Non Surgical Treatment
If you suspect a total rupture of the achilles tendon then apply cold therapy and compression and seek medical attention as soon as possible. In most cases surgery is required and the sooner this takes place the higher the chances of success. If the injury is left longer than two days then the chances of a successful outcome decrease. Cold and compression can also be applied throughout the rehabilitation phase as swelling is likely to be an issue with such a serious injury.
Surgical Treatment
The patient is positioned prone after administration of either general or regional anesthesia.
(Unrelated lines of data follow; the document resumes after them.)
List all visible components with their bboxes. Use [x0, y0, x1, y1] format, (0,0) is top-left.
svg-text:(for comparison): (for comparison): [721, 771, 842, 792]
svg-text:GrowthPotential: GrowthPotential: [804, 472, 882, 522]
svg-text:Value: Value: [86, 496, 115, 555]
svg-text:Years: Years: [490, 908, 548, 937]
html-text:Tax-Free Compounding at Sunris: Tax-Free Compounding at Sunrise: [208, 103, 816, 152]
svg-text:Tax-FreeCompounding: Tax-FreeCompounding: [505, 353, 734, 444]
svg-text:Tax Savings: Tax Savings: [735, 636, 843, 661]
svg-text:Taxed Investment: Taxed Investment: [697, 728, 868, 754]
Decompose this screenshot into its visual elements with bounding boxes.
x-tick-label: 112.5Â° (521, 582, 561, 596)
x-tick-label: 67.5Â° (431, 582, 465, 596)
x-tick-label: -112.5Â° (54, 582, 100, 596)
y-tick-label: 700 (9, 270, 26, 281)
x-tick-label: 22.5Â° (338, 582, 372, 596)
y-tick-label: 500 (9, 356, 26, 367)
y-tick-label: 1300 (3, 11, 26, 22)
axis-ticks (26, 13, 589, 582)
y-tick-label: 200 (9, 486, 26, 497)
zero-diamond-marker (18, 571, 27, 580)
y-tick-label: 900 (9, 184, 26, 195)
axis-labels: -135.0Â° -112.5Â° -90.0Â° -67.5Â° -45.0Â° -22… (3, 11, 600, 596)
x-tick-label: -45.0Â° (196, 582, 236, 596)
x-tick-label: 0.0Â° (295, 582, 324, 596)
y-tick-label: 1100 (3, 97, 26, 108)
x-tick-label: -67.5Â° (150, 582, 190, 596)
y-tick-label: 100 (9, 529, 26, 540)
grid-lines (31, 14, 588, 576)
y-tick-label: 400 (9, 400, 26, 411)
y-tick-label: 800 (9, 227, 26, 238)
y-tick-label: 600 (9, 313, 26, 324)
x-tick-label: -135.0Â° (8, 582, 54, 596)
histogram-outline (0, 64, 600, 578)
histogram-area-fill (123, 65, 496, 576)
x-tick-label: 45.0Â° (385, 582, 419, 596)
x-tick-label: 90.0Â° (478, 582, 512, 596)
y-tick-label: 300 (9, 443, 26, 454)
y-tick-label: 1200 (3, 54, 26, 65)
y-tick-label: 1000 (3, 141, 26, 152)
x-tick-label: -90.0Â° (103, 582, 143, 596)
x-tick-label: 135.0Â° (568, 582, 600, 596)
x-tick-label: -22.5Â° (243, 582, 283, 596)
A longitudinal incision is made on either the medial or lateral aspect of the tendon. If a lateral incision is chosen care must be taken to identify and protect the sural nerve. Length of the incision averages 3 to 10 cm. Once the paratenon is incised longitudinally, the tendon ends are easily identifies. These are then re-approximated with either a Bunnell or Kessler or Krackow type suture technique with nonabsorbable suture. Next, the epitenon is repaired with a cross stitch technique. The paratenon should be repaired if it will be useful to prevent adhesions. Finally, a meticulous skin closure will limit wound complications. An alternative method is to perform a percutaneous technique, with a small incision (ranging from 2-4 cm). A few salient points include: the incision should be extended as needed, no self-retaining retractors should be used, and meticulous paratenon and wound closure is essential. Postoperatively the patient is immobilized in an equinous splint (usually 10-15) for 2 weeks. Immobilization may be extended if there is any concern about wound healing. At the 2-week follow-up, full weight bearing is permitted using a solid removable boot. At 6 weeks, aggressive physical therapy is prescribed and the patient uses the boot only for outdoor activity. At 12 weeks postoperatively, no further orthosis is recommended.